A system and method for partitioning a material involves creating a plurality of throughholes in the material to form partitions. These throughholes are arranged to define a network of interconnected channels that facilitate fluid flow or structural reinforcement. The throughholes may be cylindrical, conical, or other shapes and can be distributed uniformly or in a patterned arrangement to optimize performance. The method includes selecting a material, determining the desired throughhole geometry and distribution, and then forming the throughholes using techniques such as drilling, laser cutting, or additive manufacturing. The resulting structure can be used in applications requiring controlled fluid flow, such as filters, heat exchangers, or lightweight structural components. The throughholes may also be filled with a secondary material to enhance properties like thermal conductivity or mechanical strength. The method ensures precise control over the partition geometry and spacing, enabling tailored performance for specific applications.
9. The method of claim 1 , wherein the plurality of partitions is a plurality of droplets.
The invention relates to a method for processing or analyzing samples, particularly in a microfluidic or lab-on-a-chip system. The problem addressed is the efficient and precise manipulation of small sample volumes, such as in biological or chemical assays, where traditional methods may lack accuracy or scalability. The method involves dividing a sample into multiple partitions, which are then individually processed or analyzed. These partitions are specifically implemented as droplets, allowing for precise control over sample volume and isolation. Each droplet can contain a distinct portion of the sample, enabling parallel processing or high-throughput analysis. The use of droplets ensures minimal cross-contamination and allows for precise manipulation of small volumes, which is critical in applications like single-cell analysis, DNA sequencing, or drug screening. The droplets may be generated using microfluidic channels, where the sample is segmented into discrete droplets by an immiscible fluid, such as oil. The droplets can then be transported, merged, or split as needed for the specific application. The method may also include detecting or measuring properties of the droplets, such as their contents or physical characteristics, to extract meaningful data. This approach improves upon prior methods by providing a scalable, high-precision way to handle small sample volumes, reducing errors and increasing throughput in analytical processes. The use of droplets allows for flexible and automated workflows, making it suitable for a wide range of scientific and industrial applications.
10. A system for performing digital polymerase chain reaction (dPCR), the system comprising: a device configured to partition a biological sample volume including a plurality of target nucleic acids into a plurality of partitions, wherein at least one partition includes at least one target nucleic acid; a thermal cycler to amplify the plurality of target nucleic acids; a detector for detecting the number of partitions including at least one target nucleic acid; a memory; and a processor configured to: generate a concentration of target nucleic acids in the biological sample based on a model for volume variation and the number of partitions including at least one target nucleic acid, wherein the model is based on a normal distribution of effective load volume of each of the biological sample volume in the plurality of partitions; and a display to display the concentration of target nucleic acids in the biological sample.

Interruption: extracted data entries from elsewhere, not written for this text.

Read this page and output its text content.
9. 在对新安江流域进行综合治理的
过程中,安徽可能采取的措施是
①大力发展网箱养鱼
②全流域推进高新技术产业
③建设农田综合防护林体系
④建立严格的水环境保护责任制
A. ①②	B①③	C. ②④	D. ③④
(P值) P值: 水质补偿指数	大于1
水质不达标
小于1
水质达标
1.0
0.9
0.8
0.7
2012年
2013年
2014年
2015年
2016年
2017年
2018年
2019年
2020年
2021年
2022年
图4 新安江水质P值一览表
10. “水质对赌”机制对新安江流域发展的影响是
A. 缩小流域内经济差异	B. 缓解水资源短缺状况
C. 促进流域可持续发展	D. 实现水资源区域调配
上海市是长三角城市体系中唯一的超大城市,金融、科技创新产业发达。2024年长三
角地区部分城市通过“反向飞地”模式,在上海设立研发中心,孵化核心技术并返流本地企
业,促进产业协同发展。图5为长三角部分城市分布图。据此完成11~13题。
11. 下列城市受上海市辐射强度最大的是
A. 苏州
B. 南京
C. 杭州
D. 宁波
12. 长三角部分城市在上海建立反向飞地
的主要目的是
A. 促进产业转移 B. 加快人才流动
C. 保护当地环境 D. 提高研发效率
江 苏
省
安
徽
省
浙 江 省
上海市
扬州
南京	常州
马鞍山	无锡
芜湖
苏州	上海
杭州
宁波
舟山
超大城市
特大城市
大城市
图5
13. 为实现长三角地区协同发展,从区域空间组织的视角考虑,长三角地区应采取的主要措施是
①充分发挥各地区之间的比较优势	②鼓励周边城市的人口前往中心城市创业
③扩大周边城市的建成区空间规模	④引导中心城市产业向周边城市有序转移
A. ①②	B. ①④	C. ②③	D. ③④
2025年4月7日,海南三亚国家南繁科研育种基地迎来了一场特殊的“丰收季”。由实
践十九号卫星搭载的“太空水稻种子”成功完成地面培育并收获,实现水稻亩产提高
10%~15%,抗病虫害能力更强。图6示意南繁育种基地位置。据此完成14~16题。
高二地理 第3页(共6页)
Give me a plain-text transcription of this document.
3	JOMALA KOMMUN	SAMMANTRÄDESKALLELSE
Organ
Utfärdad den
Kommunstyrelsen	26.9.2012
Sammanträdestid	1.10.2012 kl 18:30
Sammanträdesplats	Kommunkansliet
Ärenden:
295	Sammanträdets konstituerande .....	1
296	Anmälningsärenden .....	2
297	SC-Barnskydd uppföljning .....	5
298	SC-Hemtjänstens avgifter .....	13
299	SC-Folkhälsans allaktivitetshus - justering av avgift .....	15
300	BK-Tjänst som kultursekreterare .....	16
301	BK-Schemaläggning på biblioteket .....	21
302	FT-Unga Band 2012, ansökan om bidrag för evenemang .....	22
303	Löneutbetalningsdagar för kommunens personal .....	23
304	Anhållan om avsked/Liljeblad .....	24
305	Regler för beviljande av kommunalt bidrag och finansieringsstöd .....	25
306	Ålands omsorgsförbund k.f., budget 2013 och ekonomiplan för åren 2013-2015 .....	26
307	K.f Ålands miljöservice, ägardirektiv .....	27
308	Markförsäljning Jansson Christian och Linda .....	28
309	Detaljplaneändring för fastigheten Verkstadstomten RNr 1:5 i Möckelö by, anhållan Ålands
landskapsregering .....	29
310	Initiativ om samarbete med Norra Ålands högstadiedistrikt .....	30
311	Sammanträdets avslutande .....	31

The system performs digital polymerase chain reaction (dPCR) to quantify target nucleic acids in a biological sample. The technology addresses challenges in accurately measuring nucleic acid concentrations due to variability in partition volumes during sample division. The system partitions the sample into multiple compartments, ensuring at least one target nucleic acid is present in some partitions. A thermal cycler amplifies the nucleic acids, and a detector identifies which partitions contain amplified targets. A processor then calculates the concentration of target nucleic acids using a statistical model that accounts for volume variations across partitions, assuming a normal distribution of effective load volumes. The results are displayed for analysis. This approach improves accuracy by compensating for inherent inconsistencies in partition sizes, providing precise quantification of nucleic acids in the sample. The system integrates partitioning, amplification, detection, and computational analysis to deliver reliable concentration measurements.
11. The system of claim 10 , wherein the concentration of target nucleic acids in the biological sample is determined by using the equation: C = v 0 - v 0 2 + 2 σ 2 ln P ( neg ) σ 2 .
This invention relates to a system for quantifying target nucleic acids in a biological sample, addressing challenges in accurate and efficient nucleic acid detection. The system employs a mathematical model to determine the concentration of target nucleic acids based on measured data. The concentration is calculated using the equation C = v0 - (v0^2 + 2σ^2 * ln(P(neg))) / σ^2, where v0 represents an initial measurement value, σ is the standard deviation of the measurement noise, and P(neg) is the probability of a negative result. The system likely includes components for sample processing, nucleic acid detection, and data analysis to derive these parameters. The mathematical model accounts for variability in measurements and noise, improving the accuracy of nucleic acid quantification. This approach is particularly useful in applications requiring precise nucleic acid detection, such as diagnostics, research, or clinical testing. The system may integrate with other nucleic acid analysis techniques, such as PCR or sequencing, to enhance detection sensitivity and reliability. The invention aims to provide a robust method for determining nucleic acid concentrations in diverse biological samples, overcoming limitations of traditional detection methods.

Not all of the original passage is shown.